How to make Panna Cotta

Dip the gelatine sheets in a bowl with cold water and let them soak for at least 10 minutes.

Cut the vanilla bean lengthwise and remove the internal seeds with the tip of a knife.

Collect the cream and sugar in a saucepan, mix with a whisk and add the seeds of the vanilla bean, mix more and put on the fire.

Also add the vanilla bean and let it cook until the mixture becomes very hot and on the edge of the boil, then turn off the heat and remove the bean.

Squeeze out the now soft gelatin sheet.

Immediately dip the gelatin sheet in the hot cream and mix until completely dissolved.

Run the molds under running water, drain and let them moist. Then place them on a rigid support such as a tray or cutting board.

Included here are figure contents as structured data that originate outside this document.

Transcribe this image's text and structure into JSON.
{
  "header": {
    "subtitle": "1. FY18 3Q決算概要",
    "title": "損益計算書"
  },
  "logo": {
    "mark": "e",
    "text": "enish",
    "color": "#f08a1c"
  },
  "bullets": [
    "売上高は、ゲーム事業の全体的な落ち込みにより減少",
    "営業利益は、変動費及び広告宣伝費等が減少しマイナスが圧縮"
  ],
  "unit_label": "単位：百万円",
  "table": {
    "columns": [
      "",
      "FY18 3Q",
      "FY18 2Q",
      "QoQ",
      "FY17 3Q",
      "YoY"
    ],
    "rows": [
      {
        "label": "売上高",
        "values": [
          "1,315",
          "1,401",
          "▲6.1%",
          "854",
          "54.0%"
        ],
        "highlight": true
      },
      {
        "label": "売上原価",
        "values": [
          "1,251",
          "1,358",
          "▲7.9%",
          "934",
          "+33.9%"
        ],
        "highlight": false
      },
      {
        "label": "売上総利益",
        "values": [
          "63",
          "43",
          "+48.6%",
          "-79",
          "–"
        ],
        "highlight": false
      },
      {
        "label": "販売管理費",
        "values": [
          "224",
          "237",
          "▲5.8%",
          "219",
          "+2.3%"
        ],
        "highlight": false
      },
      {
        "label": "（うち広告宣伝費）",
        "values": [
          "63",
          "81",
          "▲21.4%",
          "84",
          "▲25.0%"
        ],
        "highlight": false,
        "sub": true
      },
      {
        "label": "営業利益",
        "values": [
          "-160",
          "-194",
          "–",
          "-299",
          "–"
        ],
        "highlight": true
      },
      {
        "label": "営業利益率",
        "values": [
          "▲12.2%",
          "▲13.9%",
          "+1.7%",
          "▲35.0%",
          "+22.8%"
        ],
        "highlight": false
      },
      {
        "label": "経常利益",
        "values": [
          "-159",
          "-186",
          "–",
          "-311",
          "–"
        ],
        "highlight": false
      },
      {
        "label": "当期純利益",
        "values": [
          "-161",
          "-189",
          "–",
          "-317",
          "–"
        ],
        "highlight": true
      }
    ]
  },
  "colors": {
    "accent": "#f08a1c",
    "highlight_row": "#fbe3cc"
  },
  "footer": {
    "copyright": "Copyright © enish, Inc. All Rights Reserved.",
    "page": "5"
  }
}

Distribute the panna cotta inside the molds, reaching the brim. Transfer to the refrigerator and let it rest for at least 6 hours.

After the resting time has elapsed, pass the blade of a pointed knife over the edges of the molds and remove the panna cotta.

If necessary, quickly immerse the molds in hot water, to make it easier to remove panna cotta from the molds, and put each panna cotta upside down on a dessert plate.

Top the panna cotta with the syrup and sprigs of currant, then serve and enjoy.